En premier la propreté de l’Etat, car il estime qu’il faut faire un audit des finances publiques qui sera médiatisé de façon récurrente. Aussi la question de salubrité est d’actualité puisque la société malienne n’a pas encore géré les déchets et eaux usées vu les décharges de Lafiaibougou et Médine qui l’Illustrent. Le train de vie l’Etat est décrié par l’ancien DG de la BOA-Dakar qui révèle que les 8 institutions et la Primature nous coûtent au Mali 50 milliards de dépenses.

A ce sujet, il estime qu’au vu des récents événements vécus dans la foulée de la crise de 2012; le pais de Koulouba doit être « un grand musée contemporain ». Même le délai de campagne de 21 jours fut désavoué par Mamadou Igor qui le qualifie de copier coller. Parce qu’aucun candidat ne peut faire le tour du territoire national dans cette période si courte.

Concernant la défense, le postulant à Koulouba prévoir 2000 milliards CFA afin de faire face aux défis sécuritaires de l’heure. Et de fustiger le ministre de la défense suite à l’achat laxiste des aéronefs qui furent dénoncés par le PARENA. Un dédommagement des victimes de la guerre dot être prévu à l’image des incidents de 91. La jeunesse reste au cœur du programme de Mamadou Igor Diarra qui prévoit une adéquation entre la formation et l’emploi . Accent sera mis sur les écoles professionnelles qu’il entend construire à travers le territoire national. Pas moins de 200 milliards CFA sont prévus pour le secteur de l’éducation nationale.

L’agriculture disposera de 14000 milliards CFA et le candidat Mamadou Diarra entend faire du Mali un exportateur. Ainsi la collecte et la bonne utilisation des ressources, donc principalement de l’argent sera de rigueur sous son mandat à Koulouba. L’ancien de la BDM et la BIM concédé que ses propositions reposent sur une stratégie qui ne repose pas que sur une meilleure gestion des ressources de notre pays;  mais d’une nouvelle relation entre les citoyens et l’Etat, ainsi que les communautés pour ressouder le tissu social.

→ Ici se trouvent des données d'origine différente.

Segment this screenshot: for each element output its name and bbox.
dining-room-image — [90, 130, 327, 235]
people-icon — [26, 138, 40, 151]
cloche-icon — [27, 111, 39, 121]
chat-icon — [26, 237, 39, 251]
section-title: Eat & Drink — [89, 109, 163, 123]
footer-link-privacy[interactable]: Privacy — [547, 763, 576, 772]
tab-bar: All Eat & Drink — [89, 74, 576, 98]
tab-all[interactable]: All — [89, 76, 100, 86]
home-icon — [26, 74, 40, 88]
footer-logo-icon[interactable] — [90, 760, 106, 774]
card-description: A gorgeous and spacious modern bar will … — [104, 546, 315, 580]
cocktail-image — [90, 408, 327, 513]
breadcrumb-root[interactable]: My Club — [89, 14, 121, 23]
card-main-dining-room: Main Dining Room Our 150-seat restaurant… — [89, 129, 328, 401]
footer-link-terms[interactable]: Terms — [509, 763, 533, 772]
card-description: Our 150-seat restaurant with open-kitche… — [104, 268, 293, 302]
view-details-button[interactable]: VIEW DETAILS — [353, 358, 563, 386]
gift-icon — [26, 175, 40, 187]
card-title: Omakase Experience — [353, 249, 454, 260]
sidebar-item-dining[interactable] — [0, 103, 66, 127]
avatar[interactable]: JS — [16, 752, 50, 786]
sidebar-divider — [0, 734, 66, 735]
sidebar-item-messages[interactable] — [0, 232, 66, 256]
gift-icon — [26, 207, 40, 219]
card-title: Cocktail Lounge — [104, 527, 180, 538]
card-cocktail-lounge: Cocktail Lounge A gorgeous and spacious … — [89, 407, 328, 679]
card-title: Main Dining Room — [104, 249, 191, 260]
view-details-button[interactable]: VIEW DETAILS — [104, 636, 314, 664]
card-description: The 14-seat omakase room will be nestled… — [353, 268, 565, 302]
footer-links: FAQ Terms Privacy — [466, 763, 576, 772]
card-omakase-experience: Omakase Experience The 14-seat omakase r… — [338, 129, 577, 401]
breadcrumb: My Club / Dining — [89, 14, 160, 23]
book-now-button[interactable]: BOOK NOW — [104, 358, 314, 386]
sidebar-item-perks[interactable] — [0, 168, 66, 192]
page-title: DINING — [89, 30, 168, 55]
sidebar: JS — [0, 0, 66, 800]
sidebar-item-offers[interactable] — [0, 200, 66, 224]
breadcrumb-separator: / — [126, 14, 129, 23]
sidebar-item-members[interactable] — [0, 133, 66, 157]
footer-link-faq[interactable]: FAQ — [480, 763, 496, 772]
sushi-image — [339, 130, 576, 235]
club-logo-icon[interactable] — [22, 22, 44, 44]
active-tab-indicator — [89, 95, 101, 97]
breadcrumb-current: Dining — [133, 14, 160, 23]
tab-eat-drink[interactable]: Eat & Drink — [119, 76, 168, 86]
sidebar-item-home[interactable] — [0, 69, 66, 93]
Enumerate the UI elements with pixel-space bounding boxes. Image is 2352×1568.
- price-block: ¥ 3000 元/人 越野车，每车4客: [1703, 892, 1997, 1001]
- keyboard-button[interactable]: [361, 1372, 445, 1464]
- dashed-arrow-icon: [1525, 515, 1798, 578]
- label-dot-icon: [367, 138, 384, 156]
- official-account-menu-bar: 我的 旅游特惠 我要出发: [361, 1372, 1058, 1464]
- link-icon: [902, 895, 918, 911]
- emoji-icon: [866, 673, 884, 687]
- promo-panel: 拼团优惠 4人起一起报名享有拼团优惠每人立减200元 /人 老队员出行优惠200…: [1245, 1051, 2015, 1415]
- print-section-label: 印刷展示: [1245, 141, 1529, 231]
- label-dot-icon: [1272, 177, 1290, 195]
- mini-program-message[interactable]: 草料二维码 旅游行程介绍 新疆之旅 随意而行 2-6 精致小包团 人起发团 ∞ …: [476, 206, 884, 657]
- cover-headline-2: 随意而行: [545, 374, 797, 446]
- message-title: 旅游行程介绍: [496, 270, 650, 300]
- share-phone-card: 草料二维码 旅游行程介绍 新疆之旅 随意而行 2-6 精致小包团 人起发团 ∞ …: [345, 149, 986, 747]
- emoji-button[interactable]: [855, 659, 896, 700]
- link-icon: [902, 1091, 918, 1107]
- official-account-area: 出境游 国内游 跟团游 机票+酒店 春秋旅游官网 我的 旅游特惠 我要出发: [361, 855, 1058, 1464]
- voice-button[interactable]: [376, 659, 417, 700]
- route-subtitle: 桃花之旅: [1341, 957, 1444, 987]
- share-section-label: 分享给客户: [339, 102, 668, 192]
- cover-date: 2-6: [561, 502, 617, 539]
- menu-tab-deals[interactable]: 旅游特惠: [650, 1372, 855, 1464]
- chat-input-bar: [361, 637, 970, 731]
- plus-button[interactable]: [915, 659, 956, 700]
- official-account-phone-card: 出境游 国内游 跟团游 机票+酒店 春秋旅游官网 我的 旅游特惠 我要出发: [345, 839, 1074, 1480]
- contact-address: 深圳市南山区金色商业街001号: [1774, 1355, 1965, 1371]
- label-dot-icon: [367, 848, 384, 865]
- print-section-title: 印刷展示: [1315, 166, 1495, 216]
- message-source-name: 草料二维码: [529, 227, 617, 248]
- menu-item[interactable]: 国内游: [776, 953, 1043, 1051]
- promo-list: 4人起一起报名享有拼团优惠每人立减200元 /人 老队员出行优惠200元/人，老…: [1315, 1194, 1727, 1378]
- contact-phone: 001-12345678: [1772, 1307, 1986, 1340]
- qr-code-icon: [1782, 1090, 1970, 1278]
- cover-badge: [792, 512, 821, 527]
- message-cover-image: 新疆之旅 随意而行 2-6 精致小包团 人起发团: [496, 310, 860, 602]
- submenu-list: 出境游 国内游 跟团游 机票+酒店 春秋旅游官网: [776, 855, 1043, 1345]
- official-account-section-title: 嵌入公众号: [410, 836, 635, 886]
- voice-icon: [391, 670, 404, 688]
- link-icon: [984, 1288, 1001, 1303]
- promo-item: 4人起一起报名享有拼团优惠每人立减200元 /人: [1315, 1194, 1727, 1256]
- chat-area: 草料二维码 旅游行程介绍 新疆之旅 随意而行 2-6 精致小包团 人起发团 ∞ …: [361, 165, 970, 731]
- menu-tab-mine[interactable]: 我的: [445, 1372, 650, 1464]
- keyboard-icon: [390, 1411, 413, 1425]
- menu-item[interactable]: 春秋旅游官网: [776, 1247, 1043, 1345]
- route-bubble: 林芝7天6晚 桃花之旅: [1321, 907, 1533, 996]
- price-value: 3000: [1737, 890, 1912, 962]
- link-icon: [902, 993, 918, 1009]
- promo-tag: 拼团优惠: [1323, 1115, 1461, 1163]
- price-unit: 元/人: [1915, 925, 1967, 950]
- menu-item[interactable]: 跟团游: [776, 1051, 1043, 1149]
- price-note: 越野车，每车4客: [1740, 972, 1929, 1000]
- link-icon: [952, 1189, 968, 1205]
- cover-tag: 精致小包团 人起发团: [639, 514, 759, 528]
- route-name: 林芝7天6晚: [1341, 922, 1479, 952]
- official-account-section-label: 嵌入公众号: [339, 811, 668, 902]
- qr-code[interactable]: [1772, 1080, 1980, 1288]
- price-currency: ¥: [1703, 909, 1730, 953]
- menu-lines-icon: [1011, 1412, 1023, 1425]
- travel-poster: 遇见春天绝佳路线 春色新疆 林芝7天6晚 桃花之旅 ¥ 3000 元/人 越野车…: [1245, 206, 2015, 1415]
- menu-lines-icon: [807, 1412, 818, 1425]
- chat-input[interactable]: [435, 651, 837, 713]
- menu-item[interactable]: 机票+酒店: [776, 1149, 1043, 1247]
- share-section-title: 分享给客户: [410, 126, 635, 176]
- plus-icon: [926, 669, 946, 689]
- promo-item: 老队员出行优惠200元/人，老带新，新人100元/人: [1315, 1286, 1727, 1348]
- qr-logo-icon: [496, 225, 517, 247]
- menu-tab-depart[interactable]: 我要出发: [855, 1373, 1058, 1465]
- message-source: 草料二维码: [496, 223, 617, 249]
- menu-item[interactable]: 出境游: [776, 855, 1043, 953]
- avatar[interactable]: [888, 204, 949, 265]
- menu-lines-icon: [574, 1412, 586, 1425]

La responsabilité citoyenne, la fibre patriotique, de conscientisation de tous et l’appropriation des processus de décision constituent donc les éléments fondamentaux du projet de société de Mamadou Igor Diarra. La course au fauteuil présidentiel est désormais effective pour le natif de Kryvy Rih (Ukraine) non mois originaire de Ségou.